Table 1 Table for accuracy and predicted albumin level

Table 1 consists of total_bilirubin, a/g_ratio, and albumin, which were already given. The fifth column predicts the albumin level from the model built with an average accuracy of 86.72%.

5 Conclusion

A multiple linear regression model has been prepared, which has one dependent variable and four independent variables. Initial model was prepared using the backward elimination method. The variables were eliminated based on their significance level. Least significant variables were removed from the model. Highly correlated independent variables were excluded as well. A final linear model was prepared where the dependent variable was linearly related to each of the independent variable and the model consisted of just the significant, nonlinear independent variables.

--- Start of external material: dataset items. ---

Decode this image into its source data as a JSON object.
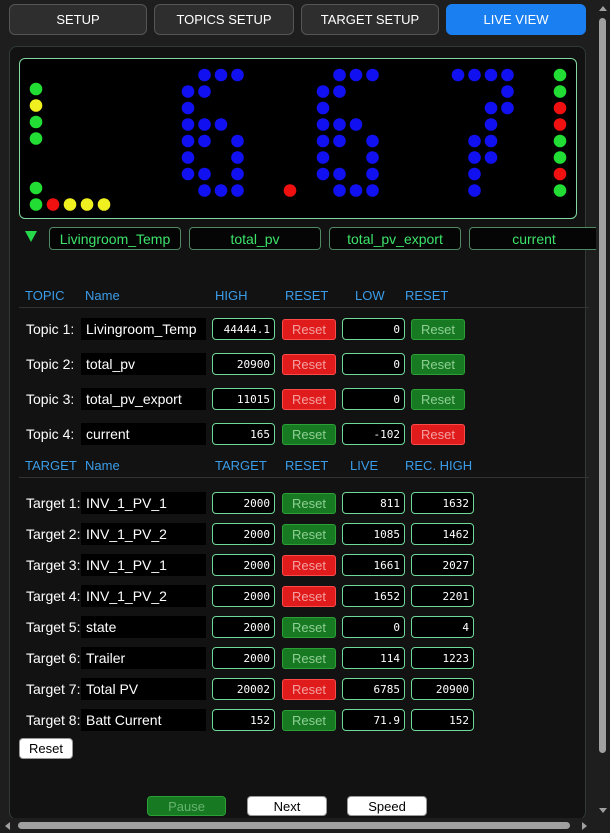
{
  "tabs": [
    "SETUP",
    "TOPICS SETUP",
    "TARGET SETUP",
    "LIVE VIEW"
  ],
  "active_tab": "LIVE VIEW",
  "display": {
    "digits": "667",
    "decimal_after_index": 1,
    "colors": {
      "digit": "#1010f0",
      "green": "#22dd33",
      "yellow": "#f0f020",
      "red": "#f01010"
    }
  },
  "topic_selector": [
    "Livingroom_Temp",
    "total_pv",
    "total_pv_export",
    "current"
  ],
  "topics_header": {
    "c1": "TOPIC",
    "c2": "Name",
    "c3": "HIGH",
    "c4": "RESET",
    "c5": "LOW",
    "c6": "RESET"
  },
  "topics": [
    {
      "label": "Topic 1:",
      "name": "Livingroom_Temp",
      "high": "44444.1",
      "high_reset": "Reset",
      "high_state": "red",
      "low": "0",
      "low_reset": "Reset",
      "low_state": "green"
    },
    {
      "label": "Topic 2:",
      "name": "total_pv",
      "high": "20900",
      "high_reset": "Reset",
      "high_state": "red",
      "low": "0",
      "low_reset": "Reset",
      "low_state": "green"
    },
    {
      "label": "Topic 3:",
      "name": "total_pv_export",
      "high": "11015",
      "high_reset": "Reset",
      "high_state": "red",
      "low": "0",
      "low_reset": "Reset",
      "low_state": "green"
    },
    {
      "label": "Topic 4:",
      "name": "current",
      "high": "165",
      "high_reset": "Reset",
      "high_state": "green",
      "low": "-102",
      "low_reset": "Reset",
      "low_state": "red"
    }
  ],
  "targets_header": {
    "c1": "TARGET",
    "c2": "Name",
    "c3": "TARGET",
    "c4": "RESET",
    "c5": "LIVE",
    "c6": "REC. HIGH"
  },
  "targets": [
    {
      "label": "Target 1:",
      "name": "INV_1_PV_1",
      "target": "2000",
      "reset": "Reset",
      "state": "green",
      "live": "811",
      "rec_high": "1632"
    },
    {
      "label": "Target 2:",
      "name": "INV_1_PV_2",
      "target": "2000",
      "reset": "Reset",
      "state": "green",
      "live": "1085",
      "rec_high": "1462"
    },
    {
      "label": "Target 3:",
      "name": "INV_1_PV_1",
      "target": "2000",
      "reset": "Reset",
      "state": "red",
      "live": "1661",
      "rec_high": "2027"
    },
    {
      "label": "Target 4:",
      "name": "INV_1_PV_2",
      "target": "2000",
      "reset": "Reset",
      "state": "red",
      "live": "1652",
      "rec_high": "2201"
    },
    {
      "label": "Target 5:",
      "name": "state",
      "target": "2000",
      "reset": "Reset",
      "state": "green",
      "live": "0",
      "rec_high": "4"
    },
    {
      "label": "Target 6:",
      "name": "Trailer",
      "target": "2000",
      "reset": "Reset",
      "state": "green",
      "live": "114",
      "rec_high": "1223"
    },
    {
      "label": "Target 7:",
      "name": "Total PV",
      "target": "20002",
      "reset": "Reset",
      "state": "red",
      "live": "6785",
      "rec_high": "20900"
    },
    {
      "label": "Target 8:",
      "name": "Batt Current",
      "target": "152",
      "reset": "Reset",
      "state": "green",
      "live": "71.9",
      "rec_high": "152"
    }
  ],
  "reset_all": "Reset",
  "footer": {
    "pause": "Pause",
    "next": "Next",
    "speed": "Speed"
  }
}
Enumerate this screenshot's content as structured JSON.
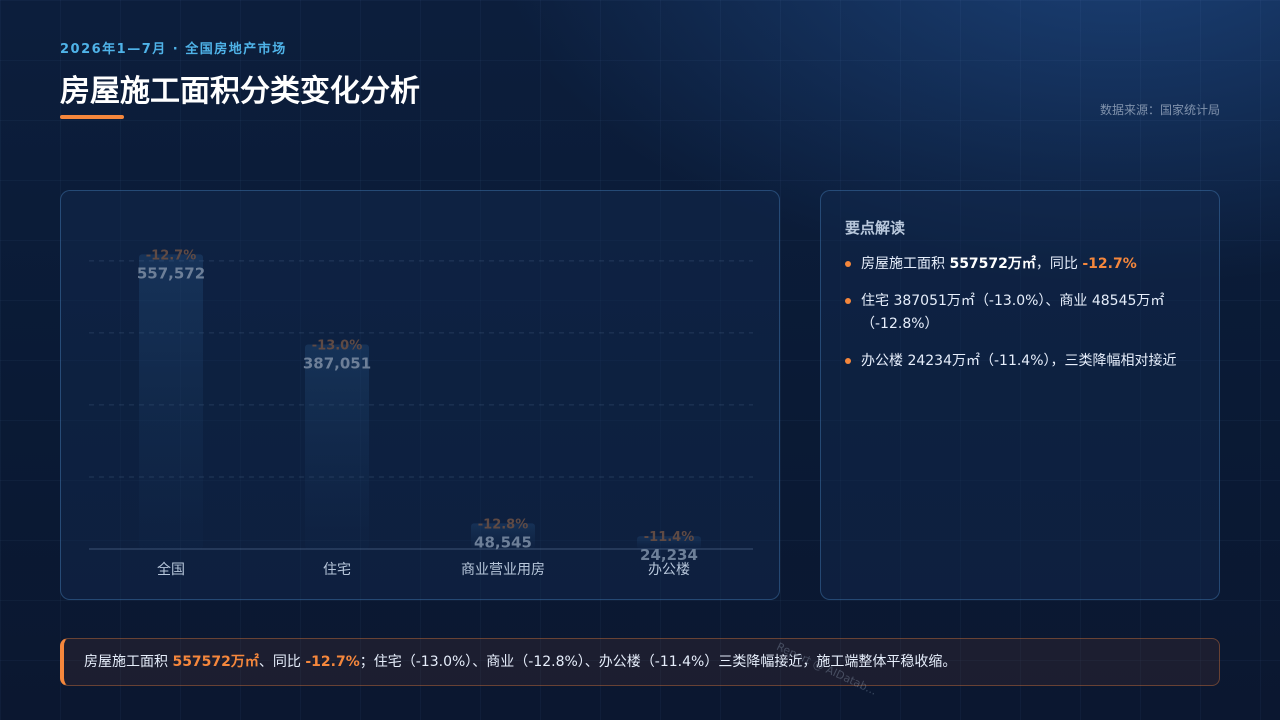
{
  "header": {
    "eyebrow": "2026年1—7月 · 全国房地产市场",
    "title": "房屋施工面积分类变化分析",
    "source": "数据来源：国家统计局"
  },
  "chart_data": {
    "type": "bar",
    "categories": [
      "全国",
      "住宅",
      "商业营业用房",
      "办公楼"
    ],
    "values": [
      557572,
      387051,
      48545,
      24234
    ],
    "value_labels": [
      "557,572",
      "387,051",
      "48,545",
      "24,234"
    ],
    "yoy_labels": [
      "-12.7%",
      "-13.0%",
      "-12.8%",
      "-11.4%"
    ],
    "ylim": [
      0,
      600000
    ],
    "grid": true,
    "colors": {
      "bar": "#1d3d66",
      "bar_top": "#2a5a8c"
    }
  },
  "insights": {
    "heading": "要点解读",
    "items": [
      {
        "a": "房屋施工面积 ",
        "b": "557572万㎡",
        "c": "，同比 ",
        "d": "-12.7%"
      },
      {
        "a": "住宅 387051万㎡（-13.0%）、商业 48545万㎡（-12.8%）"
      },
      {
        "a": "办公楼 24234万㎡（-11.4%），三类降幅相对接近"
      }
    ]
  },
  "conclusion": {
    "p1": "房屋施工面积 ",
    "b1": "557572万㎡",
    "p2": "、同比 ",
    "b2": "-12.7%",
    "p3": "；住宅（-13.0%）、商业（-12.8%）、办公楼（-11.4%）三类降幅接近，施工端整体平稳收缩。"
  },
  "watermark": "Report @ AIDatab..."
}
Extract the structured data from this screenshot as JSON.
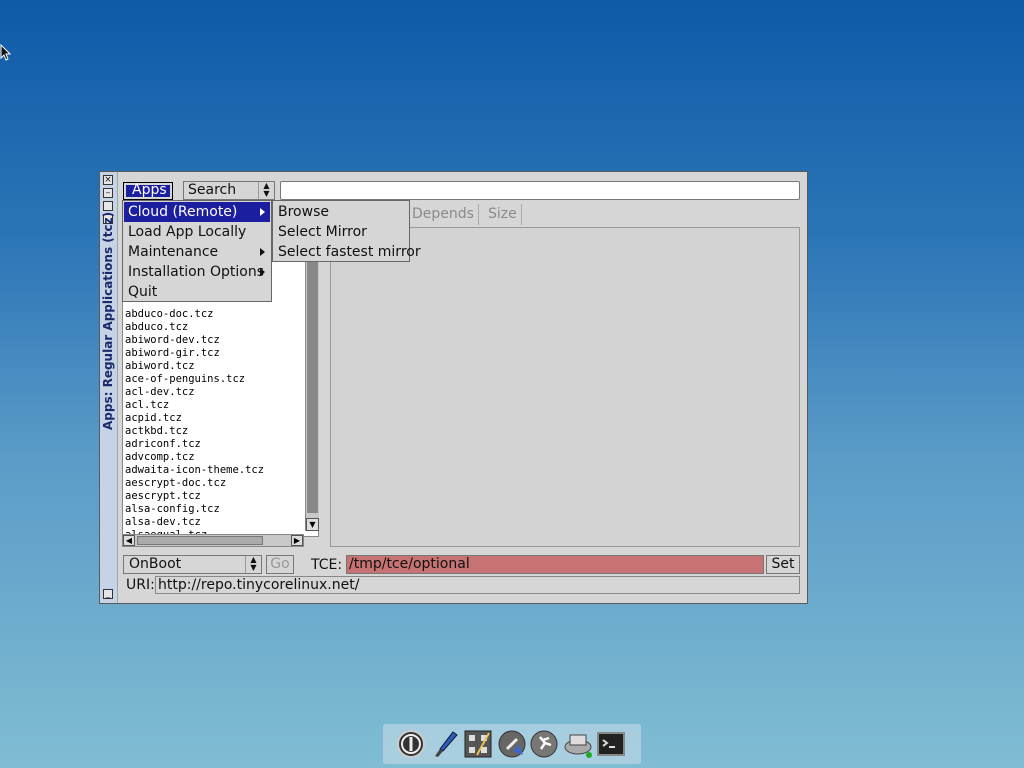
{
  "window": {
    "title": "Apps: Regular Applications (tcz)"
  },
  "toolbar": {
    "apps_label": "Apps",
    "search_mode": "Search",
    "search_value": ""
  },
  "tabs": [
    {
      "label": "Depends"
    },
    {
      "label": "Size"
    }
  ],
  "app_list": [
    "abduco-doc.tcz",
    "abduco.tcz",
    "abiword-dev.tcz",
    "abiword-gir.tcz",
    "abiword.tcz",
    "ace-of-penguins.tcz",
    "acl-dev.tcz",
    "acl.tcz",
    "acpid.tcz",
    "actkbd.tcz",
    "adriconf.tcz",
    "advcomp.tcz",
    "adwaita-icon-theme.tcz",
    "aescrypt-doc.tcz",
    "aescrypt.tcz",
    "alsa-config.tcz",
    "alsa-dev.tcz",
    "alsaequal.tcz"
  ],
  "apps_menu": {
    "items": [
      {
        "label": "Cloud (Remote)",
        "submenu": true,
        "selected": true
      },
      {
        "label": "Load App Locally",
        "submenu": false
      },
      {
        "label": "Maintenance",
        "submenu": true
      },
      {
        "label": "Installation Options",
        "submenu": true
      },
      {
        "label": "Quit",
        "submenu": false
      }
    ]
  },
  "cloud_submenu": {
    "items": [
      {
        "label": "Browse"
      },
      {
        "label": "Select Mirror"
      },
      {
        "label": "Select fastest mirror"
      }
    ]
  },
  "bottom": {
    "install_mode": "OnBoot",
    "go_label": "Go",
    "tce_label": "TCE:",
    "tce_path": "/tmp/tce/optional",
    "set_label": "Set",
    "uri_label": "URI:",
    "uri_value": "http://repo.tinycorelinux.net/"
  },
  "colors": {
    "menu_highlight": "#1c1ea0",
    "tce_field": "#c87373"
  }
}
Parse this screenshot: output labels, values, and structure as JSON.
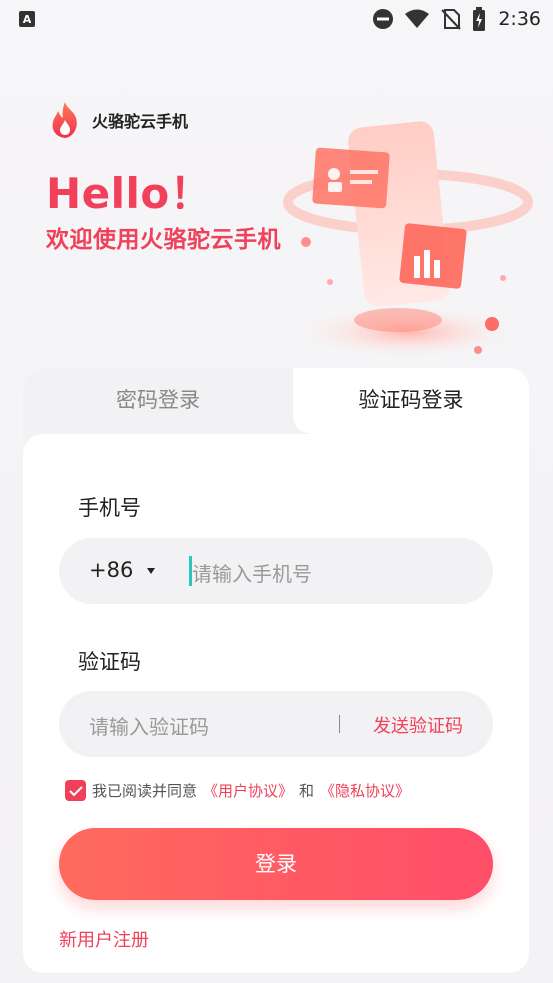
{
  "status_bar": {
    "time": "2:36",
    "icons": [
      "keyboard-a-icon",
      "do-not-disturb-icon",
      "wifi-icon",
      "no-sim-icon",
      "battery-charging-icon"
    ]
  },
  "header": {
    "app_name": "火骆驼云手机",
    "hello": "Hello！",
    "welcome": "欢迎使用火骆驼云手机",
    "logo_icon": "flame-logo-icon",
    "hero_image": "phone-illustration"
  },
  "tabs": [
    {
      "label": "密码登录",
      "active": false
    },
    {
      "label": "验证码登录",
      "active": true
    }
  ],
  "form": {
    "phone_label": "手机号",
    "country_code": "+86",
    "phone_placeholder": "请输入手机号",
    "code_label": "验证码",
    "code_placeholder": "请输入验证码",
    "send_code": "发送验证码",
    "divider": "|"
  },
  "agreement": {
    "checked": true,
    "text_prefix": "我已阅读并同意",
    "user_agreement": "《用户协议》",
    "and": "和",
    "privacy_policy": "《隐私协议》"
  },
  "login_button": "登录",
  "register_link": "新用户注册",
  "colors": {
    "accent": "#f0405a",
    "button_start": "#ff6a5e",
    "button_end": "#ff4d68",
    "cursor": "#2bc7b9"
  }
}
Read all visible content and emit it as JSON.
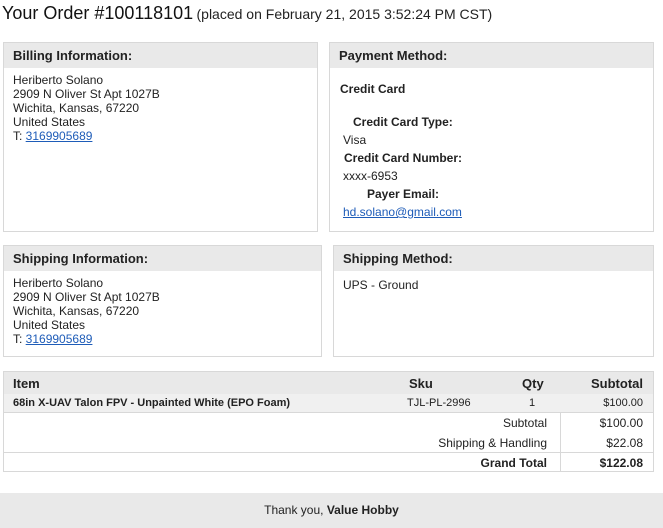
{
  "order": {
    "title": "Your Order #100118101",
    "placed": "(placed on February 21, 2015 3:52:24 PM CST)"
  },
  "billing": {
    "heading": "Billing Information:",
    "name": "Heriberto Solano",
    "street": "2909 N Oliver St Apt 1027B",
    "city": "Wichita, Kansas, 67220",
    "country": "United States",
    "phone_prefix": "T: ",
    "phone": "3169905689"
  },
  "payment": {
    "heading": "Payment Method:",
    "method": "Credit Card",
    "card_type_label": "Credit Card Type:",
    "card_type": "Visa",
    "card_number_label": "Credit Card Number:",
    "card_number": "xxxx-6953",
    "payer_email_label": "Payer Email:",
    "payer_email": "hd.solano@gmail.com"
  },
  "shipping": {
    "heading": "Shipping Information:",
    "name": "Heriberto Solano",
    "street": "2909 N Oliver St Apt 1027B",
    "city": "Wichita, Kansas, 67220",
    "country": "United States",
    "phone_prefix": "T: ",
    "phone": "3169905689"
  },
  "shipping_method": {
    "heading": "Shipping Method:",
    "value": "UPS - Ground"
  },
  "items": {
    "columns": {
      "item": "Item",
      "sku": "Sku",
      "qty": "Qty",
      "subtotal": "Subtotal"
    },
    "rows": [
      {
        "name": "68in X-UAV Talon FPV - Unpainted White (EPO Foam)",
        "sku": "TJL-PL-2996",
        "qty": "1",
        "subtotal": "$100.00"
      }
    ],
    "totals": {
      "subtotal_label": "Subtotal",
      "subtotal": "$100.00",
      "shipping_label": "Shipping & Handling",
      "shipping": "$22.08",
      "grand_label": "Grand Total",
      "grand": "$122.08"
    }
  },
  "footer": {
    "thanks": "Thank you, ",
    "store": "Value Hobby"
  }
}
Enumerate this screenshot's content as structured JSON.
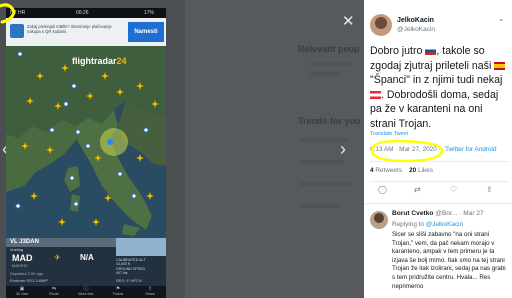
{
  "modal": {
    "close_icon": "close-icon",
    "prev_icon": "chevron-left-icon",
    "next_icon": "chevron-right-icon"
  },
  "phone": {
    "status": {
      "carrier": "HT HR",
      "time": "00:26",
      "battery": "17%"
    },
    "ad": {
      "text": "Zakaj prekinjali mBills? Skeniranje plačevanje nakupa s QR kodami.",
      "button": "Namesti"
    },
    "map": {
      "logo_a": "flightradar",
      "logo_b": "24"
    },
    "flight": {
      "callsign": "VL J3DAN",
      "airline": "Vueling",
      "from": "MAD",
      "from_city": "MADRID",
      "to": "N/A",
      "departed": "Departed 2:00 ago",
      "stats": [
        "CALIBRATED ALT",
        "33,000 ft",
        "GROUND SPEED",
        "407 kts"
      ],
      "aircraft": "Embraer ERJ-145MP",
      "reg": "REG: F-HFCN"
    },
    "tabs": [
      {
        "icon": "3d-icon",
        "glyph": "▣",
        "label": "3D view"
      },
      {
        "icon": "route-icon",
        "glyph": "⇆",
        "label": "Route"
      },
      {
        "icon": "more-info-icon",
        "glyph": "ⓘ",
        "label": "More info"
      },
      {
        "icon": "follow-icon",
        "glyph": "⚑",
        "label": "Follow"
      },
      {
        "icon": "share-icon",
        "glyph": "⇪",
        "label": "Share"
      }
    ]
  },
  "tweet": {
    "name": "JelkoKacin",
    "handle": "@JelkoKacin",
    "text_1": "Dobro jutro ",
    "text_2": ", takole so zgodaj zjutraj prileteli naši ",
    "text_3": " \"Španci\" in z njimi tudi nekaj ",
    "text_4": ". Dobrodošli doma, sedaj pa že v karanteni  na oni strani Trojan.",
    "flags": [
      "flag-slovenia-icon",
      "flag-spain-icon",
      "flag-austria-icon"
    ],
    "translate": "Translate Tweet",
    "timestamp": "6:13 AM · Mar 27, 2020 ·",
    "source": "Twitter for Android",
    "retweets": "4",
    "retweets_label": "Retweets",
    "likes": "20",
    "likes_label": "Likes"
  },
  "reply": {
    "name": "Borut Cvetko",
    "handle_date": "@Bor... · Mar 27",
    "replying_label": "Replying to",
    "replying_to": "@JelkoKacin",
    "text": "Sicer se sliši zabavno \"na oni strani Trojan,\" vem, da pač nekam morajo v karanteno, ampak v tem primeru je ta izjava še bolj mimo. Itak smo na tej strani Trojan že itak izolirani, sedaj pa nas grabi s tem pridružite centru. Hvala... Res neprimerno"
  },
  "highlight_color": "#ffff00"
}
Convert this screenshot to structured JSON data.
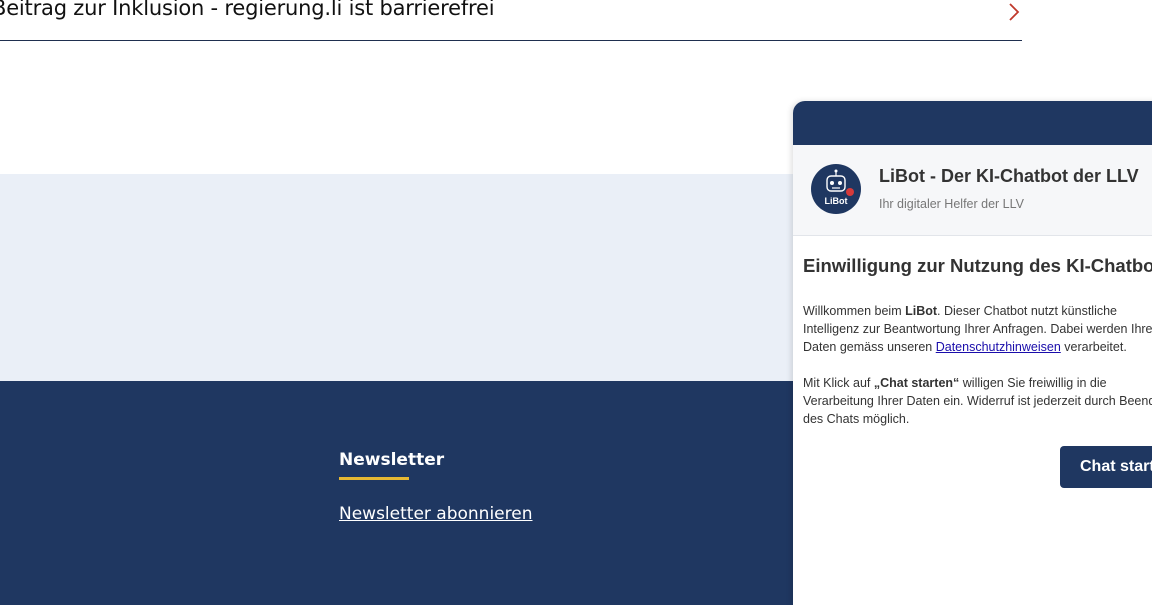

The model prepared predicts with an average accuracy of 89.34%. It predicts the level of albumin in a patient, which is highly dependent on the four independent variables defined in the model. Albumin level will help the doctor think in the right direction and help diagnose the patient faster. Usually, it is assumed that significant changes in the albumin level indicate that the patient is probably having problems in his lever. The model made works well on new dataset as well.